The model, characterized by log-normal trend attributes, unveils the implicit asymmetry in low volatility and the direct exploitation of trends in momentum. Mandelbrot’s framework of fractional Brownian Motions serves as a crucial link, connecting statistical measures like the Hurst exponent and return persistence to the empirically observed momentum factor.
This novel approach, offering a non-stationary perspective, not only enhances our understanding of market anomalies but also provides valuable insights for refining investment strategies, accentuating the role of trending dynamics in shaping low volatility and momentum phenomena.
Q1: What is the main focus of the research paper?
A1: The research paper focuses on the driving forces behind two significant market anomalies: low volatility and momentum. It employs an explicit trend model to analyze how both anomalies are intrinsically tied to trending behavior in financial markets.
Q2: What does the explicit trend model reveal about low volatility and momentum?
A2: The model reveals that both low volatility and momentum anomalies require trending behavior. It further highlights that the trend model exhibits log-normal trend characteristics. Specifically, it shows how low volatility uses implicitly asymmetric trend characteristics, while momentum directly exploits trends.

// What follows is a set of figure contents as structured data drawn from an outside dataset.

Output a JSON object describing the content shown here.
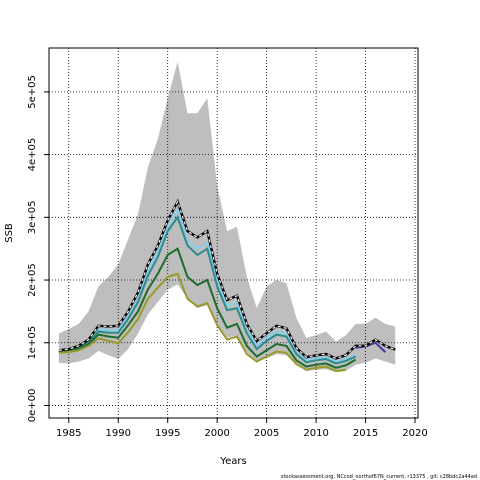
{
  "chart_data": {
    "type": "line",
    "xlabel": "Years",
    "ylabel": "SSB",
    "xlim": [
      1983,
      2020.3
    ],
    "ylim": [
      -20000,
      570000
    ],
    "x_ticks": [
      1985,
      1990,
      1995,
      2000,
      2005,
      2010,
      2015,
      2020
    ],
    "y_ticks": [
      0,
      100000,
      200000,
      300000,
      400000,
      500000
    ],
    "y_tick_labels": [
      "0e+00",
      "1e+05",
      "2e+05",
      "3e+05",
      "4e+05",
      "5e+05"
    ],
    "grid": true,
    "grid_style": "dotted",
    "footer": "stockassessment.org, NCcod_northof67N_current, r13375 , git: c28bdc2a44ad",
    "confidence_band": {
      "color": "#bebebe",
      "x": [
        1984,
        1985,
        1986,
        1987,
        1988,
        1989,
        1990,
        1991,
        1992,
        1993,
        1994,
        1995,
        1996,
        1997,
        1998,
        1999,
        2000,
        2001,
        2002,
        2003,
        2004,
        2005,
        2006,
        2007,
        2008,
        2009,
        2010,
        2011,
        2012,
        2013,
        2014,
        2015,
        2016,
        2017,
        2018
      ],
      "upper": [
        115000,
        122000,
        130000,
        150000,
        190000,
        205000,
        225000,
        265000,
        305000,
        380000,
        425000,
        490000,
        548000,
        466000,
        466000,
        490000,
        350000,
        278000,
        285000,
        205000,
        155000,
        190000,
        200000,
        195000,
        140000,
        108000,
        112000,
        118000,
        102000,
        112000,
        130000,
        130000,
        140000,
        130000,
        126000
      ],
      "lower": [
        68000,
        67000,
        70000,
        75000,
        87000,
        80000,
        74000,
        90000,
        115000,
        145000,
        165000,
        185000,
        193000,
        170000,
        155000,
        160000,
        130000,
        108000,
        112000,
        85000,
        70000,
        75000,
        82000,
        80000,
        65000,
        55000,
        57000,
        58000,
        53000,
        55000,
        65000,
        68000,
        75000,
        70000,
        65000
      ]
    },
    "series": [
      {
        "color": "#000000",
        "dashed": true,
        "x": [
          1984,
          1985,
          1986,
          1987,
          1988,
          1989,
          1990,
          1991,
          1992,
          1993,
          1994,
          1995,
          1996,
          1997,
          1998,
          1999,
          2000,
          2001,
          2002,
          2003,
          2004,
          2005,
          2006,
          2007,
          2008,
          2009,
          2010,
          2011,
          2012,
          2013,
          2014,
          2015,
          2016,
          2017,
          2018
        ],
        "y": [
          88000,
          90000,
          95000,
          105000,
          127000,
          126000,
          127000,
          150000,
          180000,
          225000,
          255000,
          295000,
          325000,
          278000,
          268000,
          278000,
          210000,
          168000,
          175000,
          130000,
          103000,
          115000,
          127000,
          123000,
          92000,
          77000,
          80000,
          82000,
          75000,
          80000,
          95000,
          95000,
          105000,
          95000,
          89000
        ]
      },
      {
        "color": "#87ceeb",
        "x": [
          1984,
          1985,
          1986,
          1987,
          1988,
          1989,
          1990,
          1991,
          1992,
          1993,
          1994,
          1995,
          1996,
          1997,
          1998,
          1999,
          2000,
          2001,
          2002,
          2003,
          2004,
          2005,
          2006,
          2007,
          2008,
          2009,
          2010,
          2011,
          2012,
          2013,
          2014
        ],
        "y": [
          87000,
          88000,
          93000,
          103000,
          122000,
          120000,
          120000,
          143000,
          170000,
          215000,
          245000,
          285000,
          312000,
          262000,
          250000,
          260000,
          200000,
          160000,
          163000,
          120000,
          96000,
          108000,
          118000,
          115000,
          85000,
          72000,
          75000,
          77000,
          70000,
          74000,
          80000
        ]
      },
      {
        "color": "#2e8b8b",
        "x": [
          1984,
          1985,
          1986,
          1987,
          1988,
          1989,
          1990,
          1991,
          1992,
          1993,
          1994,
          1995,
          1996,
          1997,
          1998,
          1999,
          2000,
          2001,
          2002,
          2003,
          2004,
          2005,
          2006,
          2007,
          2008,
          2009,
          2010,
          2011,
          2012,
          2013,
          2014
        ],
        "y": [
          86000,
          87000,
          92000,
          101000,
          118000,
          116000,
          116000,
          138000,
          165000,
          207000,
          237000,
          278000,
          300000,
          255000,
          240000,
          250000,
          190000,
          152000,
          155000,
          115000,
          90000,
          103000,
          113000,
          110000,
          82000,
          69000,
          72000,
          74000,
          67000,
          71000,
          78000
        ]
      },
      {
        "color": "#1e6b2e",
        "x": [
          1984,
          1985,
          1986,
          1987,
          1988,
          1989,
          1990,
          1991,
          1992,
          1993,
          1994,
          1995,
          1996,
          1997,
          1998,
          1999,
          2000,
          2001,
          2002,
          2003,
          2004,
          2005,
          2006,
          2007,
          2008,
          2009,
          2010,
          2011,
          2012,
          2013,
          2014
        ],
        "y": [
          85000,
          86000,
          90000,
          98000,
          113000,
          110000,
          108000,
          128000,
          150000,
          185000,
          210000,
          240000,
          250000,
          205000,
          192000,
          200000,
          155000,
          124000,
          130000,
          95000,
          78000,
          88000,
          98000,
          95000,
          72000,
          62000,
          65000,
          67000,
          60000,
          64000,
          73000
        ]
      },
      {
        "color": "#9a9a2a",
        "x": [
          1984,
          1985,
          1986,
          1987,
          1988,
          1989,
          1990,
          1991,
          1992,
          1993,
          1994,
          1995,
          1996,
          1997,
          1998,
          1999,
          2000,
          2001,
          2002,
          2003,
          2004,
          2005,
          2006,
          2007,
          2008,
          2009,
          2010,
          2011,
          2012,
          2013
        ],
        "y": [
          84000,
          85000,
          88000,
          95000,
          107000,
          103000,
          99000,
          117000,
          138000,
          170000,
          188000,
          205000,
          210000,
          170000,
          158000,
          163000,
          128000,
          105000,
          110000,
          82000,
          70000,
          78000,
          86000,
          84000,
          66000,
          57000,
          60000,
          62000,
          55000,
          57000
        ]
      },
      {
        "color": "#4a3aa0",
        "x": [
          2014,
          2015,
          2016,
          2017
        ],
        "y": [
          92000,
          94000,
          100000,
          85000
        ]
      }
    ]
  }
}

Q3: How does the research connect statistical analyses to the empirically observed momentum factor?
A3: The study leverages Mandelbrot’s model of fractional Brownian Motions to establish a connection between statistical analyses (measuring the Hurst exponent and persistence in returns) and the empirically observed momentum factor. This connection offers valuable insights into understanding and potentially improving investment strategies related to momentum.